Centrifugal pumps

A high energy pump at a water injection station in El Furrial, Venezuela exhibited extremely high vibration levels prior to an overhaul. It then suffered a catastrophic failure during startup following overhaul. The hydrodynamic bundle, rotor, and drive end (DE) bearing suffered damage.

This centrifugal pump is a 3,000 HP, double-case volute, boiler feed water pump type. It has nine stages, outputs 750 gpm of water with suction pressure 1800 psi and discharge pressure 5250 psi. Rated speed was increased from 6000 to 6600 RPM to enhance the hydraulic performance. However, the pump’s actual discharge pressure was about 4,500 psi, well below the target value of 5,000 psi. The coupling was reportedly poorly fitted.

The increased RPM created rotordynamic concerns of getting closer to a critical speed, thus the operator wanted to know about the synchronous regime. The operator also wanted remedial measures and temporary mitigation steps to keep the pump running for 4-6 months until remedies were finally enforced.

The course of action for this investigation was clear since the beginning: conduct an internal clearances analysis and a forced response rotordynamic study.

A thorough study of internal clearances was conducted. Table 1 shows the results from this study featuring a comparison between internal (hydrodynamic bundle) clearances from different data sources, namely: design data, shop measurements, API-610 minimum clearances, and typical clearances for a similar pump with vibratory problems. As a result, the recommended clearance for the center seal, balance piston, eye, and impeller hub seals are shown in the bottom part of Table 1.

Due to the high vibration levels (20 mil DE, 5 mil NDE) reported before the overhaul, a simulation of the pump’s forced response rotordynamic behavior was attempted using a trial unbalance weight located in the coupling. A mass-elastic mathematical model incorporating the effect of the internal seals at 1X and 2X design clearance (as suggested by API 610) was used for this purpose.

One can expect a flexible rotor behavior (first critical speed below operating speed) for this high-speed, long slender shaft, but the stiffening effect provided by the internal seals (Lomakin’s effect) locates the first critical speed in the vicinity of 9,000 RPM, well above 6,600 RPM operating speed. Retrofitting the bearing and coupling with the technology presented below raises this first critical speed to approximately 10,000 RPM, thus discarding the likelihood for resonance despite the steep vibration plot obtained during a ramp up vibration survey.

REMEDIES AND MITIGATION

Our attention was focused on balancing and the effect on the dynamic stability of the rotor-bearing-support substructure. A bearing and coupling retrofit was recommended with a balancing plane on the coupling and an added mass on the bearing housing. It was discovered that the shaft was excessively long on the DE. Shortening the shaft together with a reduced moment coupling proved to be beneficial in keeping rotor synchronous response away from resonances. Such coupling design has a center of gravity and flex discs moved closer to the bearing.

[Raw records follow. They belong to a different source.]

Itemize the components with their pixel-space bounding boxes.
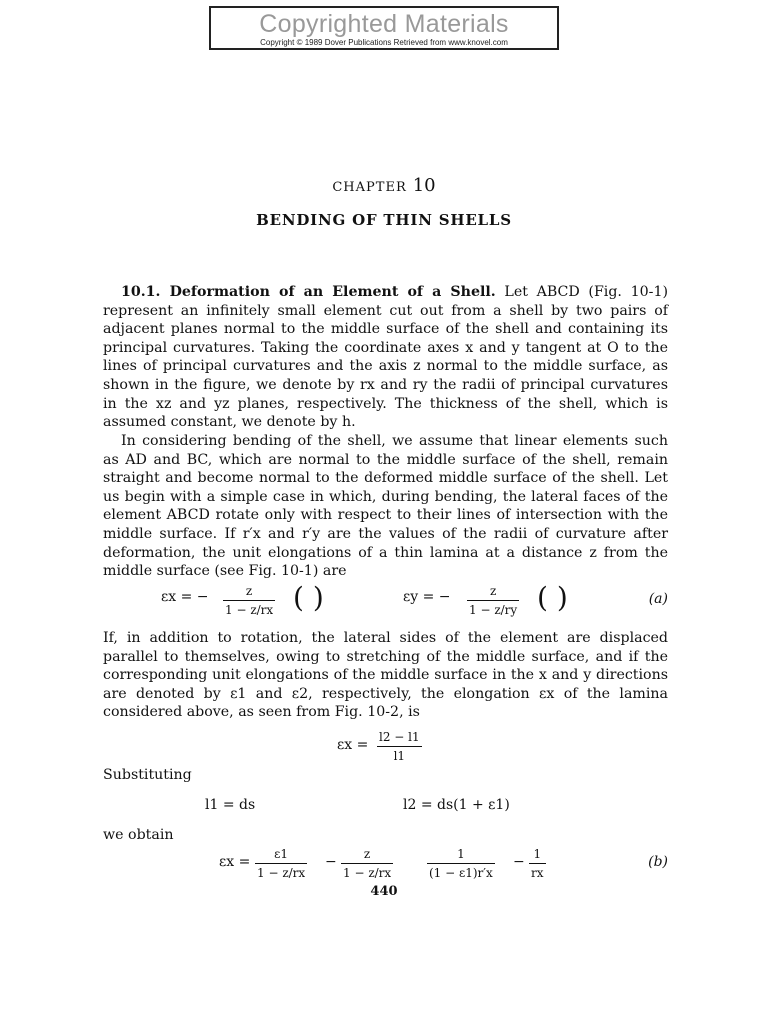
eq-b-inner-den: (1 − ε1)r′x xyxy=(427,863,495,882)
eq-b-label: (b) xyxy=(648,854,668,870)
eq-b-last-num: 1 xyxy=(533,847,542,861)
paragraph-2: In considering bending of the shell, we assume that linear elements such as AD and BC, which are normal to the middle surface of the shell, remain straight and become normal to the deformed middle surface of the shell. Let us begin with a simple case in which, during bending, the lateral faces of the element ABCD rotate only with respect to their lines of intersection with the middle surface. If r′x and r′y are the values of the radii of curvature after deformation, the unit elongations of a thin lamina at a distance z from the middle surface (see Fig. 10-1) are xyxy=(103,433,668,580)
eq-ex-lhs: εx = xyxy=(337,737,369,753)
eq-a-left-den: 1 − z/rx xyxy=(223,600,275,619)
eq-a-left-paren: ( ) xyxy=(293,581,324,614)
equation-substitution xyxy=(103,786,668,828)
eq-b-frac3 xyxy=(427,845,495,882)
paragraph-1-text: Let ABCD (Fig. 10-1) represent an infinitely small element cut out from a shell by two pairs of adjacent planes normal to the middle surface of the shell and containing its principal curvatures. Taking the coordinate axes x and y tangent at O to the lines of principal curvatures and the axis z normal to the middle surface, as shown in the figure, we denote by rx and ry the radii of principal curvatures in the xz and yz planes, respectively. The thickness of the shell, which is assumed constant, we denote by h. xyxy=(103,284,669,431)
eq-a-right-lhs: εy = − xyxy=(403,589,451,605)
eq-ex-den: l1 xyxy=(377,746,422,765)
eq-a-right-paren: ( ) xyxy=(537,581,568,614)
eq-a-right-num: z xyxy=(489,584,497,598)
eq-ex-num: l2 − l1 xyxy=(379,730,420,744)
eq-a-label: (a) xyxy=(648,591,668,607)
eq-b-lhs: εx = xyxy=(219,854,251,870)
page-number: 440 xyxy=(370,884,398,899)
paragraph-3: If, in addition to rotation, the lateral sides of the element are displaced parallel to themselves, owing to stretching of the middle surface, and if the corresponding unit elongations of the middle surface in the x and y directions are denoted by ε1 and ε2, respectively, the elongation εx of the lamina considered above, as seen from Fig. 10-2, is xyxy=(103,630,668,721)
eq-b-minus2: − xyxy=(513,854,525,870)
eq-a-left-frac xyxy=(223,582,275,619)
equation-ex xyxy=(103,728,668,768)
equation-a xyxy=(103,582,668,622)
chapter-word: CHAPTER xyxy=(332,180,407,195)
eq-b-den2: 1 − z/rx xyxy=(341,863,393,882)
chapter-label xyxy=(0,176,768,198)
equation-b xyxy=(103,845,668,885)
sub-l2: l2 = ds(1 + ε1) xyxy=(403,797,510,813)
eq-b-inner-num: 1 xyxy=(457,847,465,861)
chapter-title: BENDING OF THIN SHELLS xyxy=(256,211,512,229)
eq-b-num1: ε1 xyxy=(274,847,289,861)
eq-b-frac1 xyxy=(255,845,307,882)
banner-title: Copyrighted Materials xyxy=(259,10,509,38)
we-obtain-text: we obtain xyxy=(103,827,174,843)
copyright-banner xyxy=(209,6,559,50)
substituting-text: Substituting xyxy=(103,767,192,783)
eq-ex-frac xyxy=(377,728,422,765)
banner-subtitle: Copyright © 1989 Dover Publications Retrieved from www.knovel.com xyxy=(260,38,508,47)
eq-b-last-den: rx xyxy=(529,863,546,882)
section-heading: 10.1. Deformation of an Element of a Shell. xyxy=(121,284,496,300)
sub-l1: l1 = ds xyxy=(205,797,256,813)
eq-b-frac4 xyxy=(529,845,546,882)
eq-a-left-lhs: εx = − xyxy=(161,589,209,605)
eq-b-minus: − xyxy=(325,854,337,870)
eq-a-right-den: 1 − z/ry xyxy=(467,600,519,619)
eq-b-num2: z xyxy=(363,847,371,861)
eq-b-den1: 1 − z/rx xyxy=(255,863,307,882)
paragraph-1 xyxy=(103,283,668,432)
eq-b-frac2 xyxy=(341,845,393,882)
eq-a-right-frac xyxy=(467,582,519,619)
chapter-number: 10 xyxy=(412,175,436,196)
eq-a-left-num: z xyxy=(245,584,253,598)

tilting pad bearing is a good option for stability and support of this slender high-speed shaft. A pad load distribution analysis showed increased clearances unloading the top pads and the six-pad arrangement offered the best support. Furthermore, a lateral stability analysis revealed six-pad bearing to have the best stability parameters (whirl mode, log dec, amplification factor, undesirable speeds).

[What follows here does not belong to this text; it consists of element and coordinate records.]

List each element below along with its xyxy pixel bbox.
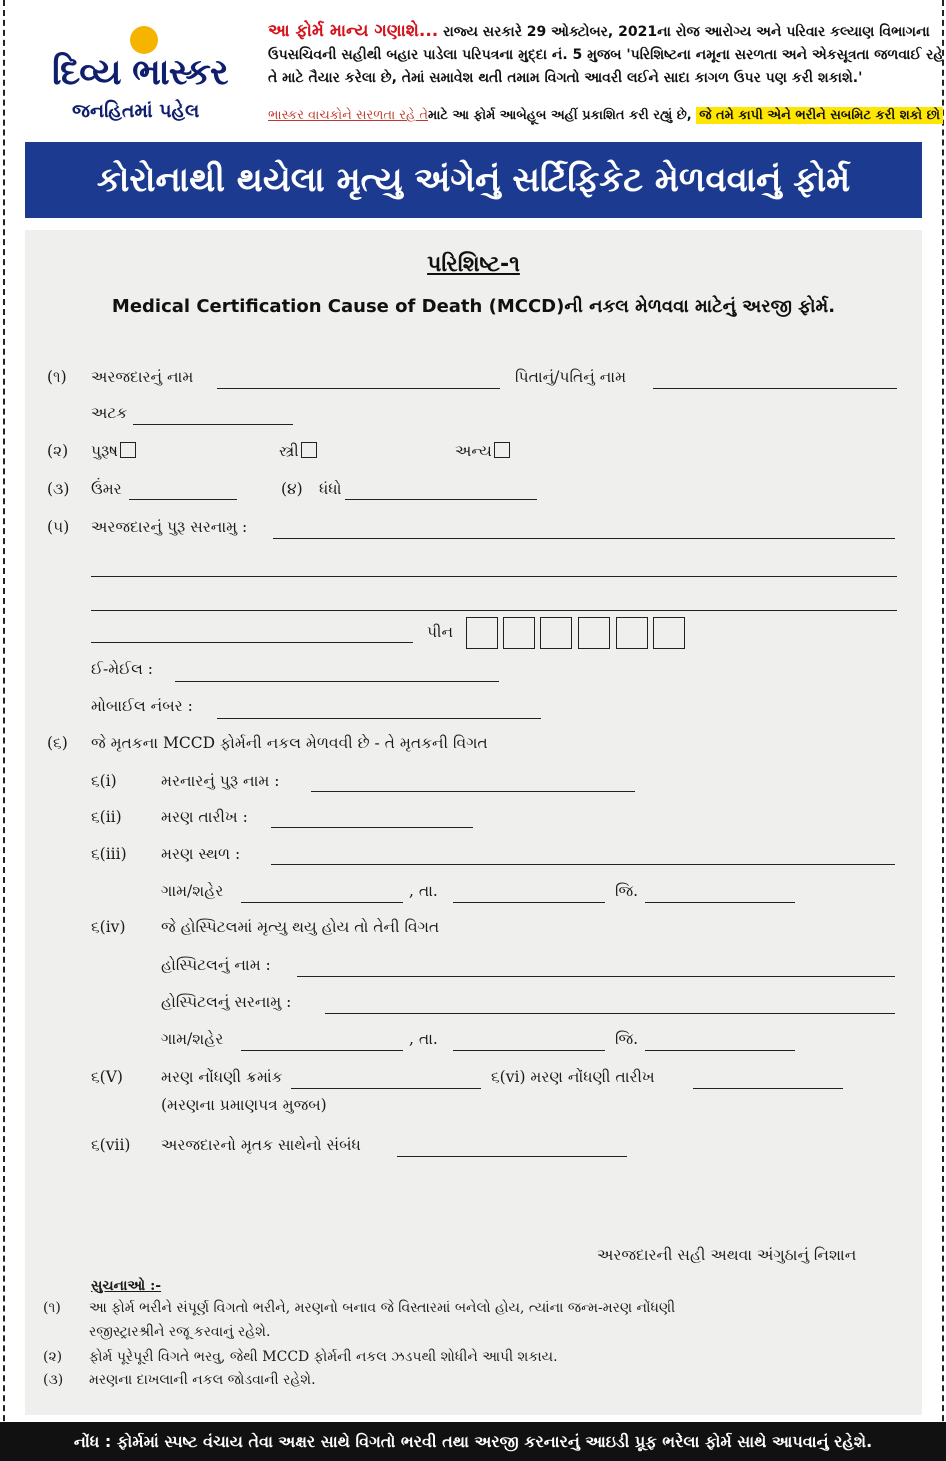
hospital-address-label: હોસ્પિટલનું સરનામુ : — [161, 993, 292, 1011]
taluka-label: , તા. — [409, 882, 438, 900]
other-checkbox[interactable] — [494, 442, 510, 458]
death-reg-number-label: મરણ નોંધણી ક્રમાંક — [161, 1068, 283, 1086]
address-label: અરજદારનું પુરૂ સરનામુ : — [91, 518, 248, 536]
district-field[interactable] — [645, 1050, 795, 1051]
field-number: (૨) — [47, 442, 69, 460]
address-line-1[interactable] — [273, 538, 895, 539]
hospital-address-field[interactable] — [325, 1013, 895, 1014]
notice-underlined: ભાસ્કર વાચકોને સરળતા રહે તે — [268, 108, 429, 123]
male-checkbox[interactable] — [120, 442, 136, 458]
village-label: ગામ/શહેર — [161, 1030, 224, 1048]
form-subtitle: Medical Certification Cause of Death (MCCD)ની નકલ મેળવવા માટેનું અરજી ફોર્મ. — [111, 296, 836, 317]
notice-highlight: જે તમે કાપી એને ભરીને સબમિટ કરી શકો છો — [696, 107, 943, 124]
death-place-field[interactable] — [271, 864, 895, 865]
email-label: ઈ-મેઈલ : — [91, 660, 153, 678]
gender-other-label: અન્ય — [455, 442, 492, 460]
instruction-number: (૧) — [43, 1300, 61, 1316]
taluka-label: , તા. — [409, 1030, 438, 1048]
instruction-text: મરણના દાખલાની નકલ જોડવાની રહેશે. — [89, 1372, 316, 1388]
cut-line-right — [942, 0, 944, 1461]
mobile-label: મોબાઈલ નંબર : — [91, 697, 193, 715]
form-title: પરિશિષ્ટ-૧ — [427, 252, 520, 277]
footer-note-bar — [0, 1422, 946, 1461]
relation-field[interactable] — [397, 1156, 627, 1157]
death-reg-number-field[interactable] — [291, 1088, 481, 1089]
instruction-text: ફોર્મ પૂરેપૂરી વિગતે ભરવુ, જેથી MCCD ફોર્મની નકલ ઝડપથી શોધીને આપી શકાય. — [89, 1349, 558, 1365]
death-reg-date-label: ૬(vi) મરણ નોંધણી તારીખ — [491, 1068, 655, 1086]
footer-note: નોંધ : ફોર્મમાં સ્પષ્ટ વંચાય તેવા અક્ષર સાથે વિગતો ભરવી તથા અરજી કરનારનું આઇડી પ્રૂફ ભરેલા ફોર્મ સાથે આપવાનું રહેશે. — [73, 1431, 873, 1451]
age-field[interactable] — [129, 499, 237, 500]
field-number: (૧) — [47, 368, 67, 386]
pin-digit-box[interactable] — [578, 617, 610, 649]
applicant-name-label: અરજદારનું નામ — [91, 368, 194, 386]
gender-male-option — [91, 442, 136, 461]
pin-label: પીન — [427, 623, 454, 641]
father-husband-name-label: પિતાનું/પતિનું નામ — [515, 368, 627, 386]
header — [22, 0, 944, 138]
gender-other-option — [455, 442, 510, 461]
pin-digit-box[interactable] — [540, 617, 572, 649]
pin-digit-box[interactable] — [653, 617, 685, 649]
field-number: ૬(i) — [91, 772, 117, 790]
field-number: ૬(V) — [91, 1068, 123, 1086]
address-line-3[interactable] — [91, 610, 897, 611]
surname-label: અટક — [91, 404, 128, 422]
pin-digit-box[interactable] — [503, 617, 535, 649]
occupation-label: ધંધો — [319, 480, 342, 498]
field-number: (૩) — [47, 480, 70, 498]
death-date-label: મરણ તારીખ : — [161, 808, 248, 826]
deceased-details-heading: જે મૃતકના MCCD ફોર્મની નકલ મેળવવી છે - તે મૃતકની વિગત — [91, 734, 488, 752]
gender-female-option — [279, 442, 317, 461]
death-reg-date-field[interactable] — [693, 1088, 843, 1089]
notice-line2-text: માટે આ ફોર્મ આબેહૂબ અહીં પ્રકાશિત કરી રહ્યું છે, — [428, 108, 692, 123]
instructions-title: સુચનાઓ :- — [91, 1278, 162, 1294]
village-field[interactable] — [241, 902, 403, 903]
hospital-name-field[interactable] — [297, 976, 895, 977]
district-label: જિ. — [615, 882, 639, 900]
death-reg-note: (મરણના પ્રમાણપત્ર મુજબ) — [161, 1096, 327, 1114]
notice-text — [268, 20, 946, 90]
death-place-label: મરણ સ્થળ : — [161, 845, 241, 863]
field-number: ૬(ii) — [91, 808, 122, 826]
field-number: ૬(iii) — [91, 845, 127, 863]
cut-line-left — [3, 0, 5, 1461]
village-field[interactable] — [241, 1050, 403, 1051]
deceased-name-label: મરનારનું પુરૂ નામ : — [161, 772, 280, 790]
taluka-field[interactable] — [453, 902, 605, 903]
instruction-number: (૨) — [43, 1349, 63, 1365]
banner-title: કોરોનાથી થયેલા મૃત્યુ અંગેનું સર્ટિફિકેટ મેળવવાનું ફોર્મ — [96, 160, 851, 200]
gender-female-label: સ્ત્રી — [279, 442, 299, 460]
pin-digit-box[interactable] — [466, 617, 498, 649]
taluka-field[interactable] — [453, 1050, 605, 1051]
gender-male-label: પુરૂષ — [91, 442, 118, 460]
instruction-text: આ ફોર્મ ભરીને સંપૂર્ણ વિગતો ભરીને, મરણનો બનાવ જે વિસ્તારમાં બનેલો હોય, ત્યાંના જન્મ-મરણ નોંધણી — [89, 1300, 676, 1316]
notice-lead: આ ફોર્મ માન્ય ગણાશે... — [268, 21, 439, 41]
mobile-field[interactable] — [217, 718, 541, 719]
surname-field[interactable] — [133, 424, 293, 425]
address-line-2[interactable] — [91, 576, 897, 577]
notice-line2 — [268, 108, 946, 123]
field-number: (૫) — [47, 518, 70, 536]
deceased-name-field[interactable] — [311, 791, 635, 792]
pin-digit-box[interactable] — [616, 617, 648, 649]
field-number: ૬(iv) — [91, 918, 126, 936]
signature-label: અરજદારની સહી અથવા અંગુઠાનું નિશાન — [597, 1246, 857, 1264]
district-label: જિ. — [615, 1030, 639, 1048]
female-checkbox[interactable] — [301, 442, 317, 458]
notice-body: રાજ્ય સરકારે 29 ઓક્ટોબર, 2021ના રોજ આરોગ્ય અને પરિવાર કલ્યાણ વિભાગના ઉપસચિવની સહીથી બહાર પાડેલા પરિપત્રના મુદ્દા નં. 5 મુજબ 'પરિશિષ્ટના નમૂના સરળતા અને એકસૂત્રતા જળવાઈ રહે તે માટે તૈયાર કરેલા છે, તેમાં સમાવેશ થતી તમામ વિગતો આવરી લઈને સાદા કાગળ ઉપર પણ કરી શકાશે.' — [268, 24, 944, 86]
father-husband-name-field[interactable] — [653, 388, 897, 389]
applicant-name-field[interactable] — [217, 388, 500, 389]
instruction-number: (૩) — [43, 1372, 64, 1388]
age-label: ઉંમર — [91, 480, 122, 498]
death-date-field[interactable] — [271, 827, 473, 828]
village-label: ગામ/શહેર — [161, 882, 224, 900]
relation-label: અરજદારનો મૃતક સાથેનો સંબંધ — [161, 1136, 361, 1154]
field-number: (૪) — [281, 480, 303, 498]
brand-tagline: જનહિતમાં પહેલ — [72, 100, 200, 122]
address-line-4[interactable] — [91, 642, 413, 643]
field-number: ૬(vii) — [91, 1136, 131, 1154]
hospital-details-heading: જે હોસ્પિટલમાં મૃત્યુ થયુ હોય તો તેની વિગત — [161, 918, 440, 936]
email-field[interactable] — [175, 681, 499, 682]
title-banner — [25, 142, 922, 218]
form-paper — [25, 230, 922, 1415]
instruction-text: રજીસ્ટ્રારશ્રીને રજૂ કરવાનું રહેશે. — [89, 1324, 271, 1340]
brand-logo: દિવ્ય ભાસ્કર — [52, 52, 228, 93]
district-field[interactable] — [645, 902, 795, 903]
sun-logo-icon — [130, 26, 158, 54]
hospital-name-label: હોસ્પિટલનું નામ : — [161, 956, 271, 974]
field-number: (૬) — [47, 734, 68, 752]
occupation-field[interactable] — [345, 499, 537, 500]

Effective mitigation measures that ran for a few months with acceptable vibration levels turned out to be:

1. Add 150lb to the bearing housing.
2. Increase internal clearances and bearing clearances (max 6 mil).
3. Finning the bearing housing ribs for enhanced heat dissipation.
4. Using the coupling as a balancing plane; adjusting and balancing the coupling.
5. Correct bearing housing distortion.

CONCLUSIONS

The most likely cause of failure was attributable to tight clearances found in the hydrodynamic bundle’s internal seals. OEM design and even API clearances were considered to be too tight. Reducing internal clearances below API 610 recommendations exposes these pumps to catastrophic failures during start up. For the impeller eye, we recommend a 50% increase (to 27 mil) over API values for stages 1–4 and a 25% increase (to 23 mil) for stages 5–9. Clearances for other rotor locations are shown in Table 1.

Trimming the shaft in the DE side and installing a reduced moment coupling helps in separating the operating speed from the first critical envelope, thus reducing the amplitude of vibration.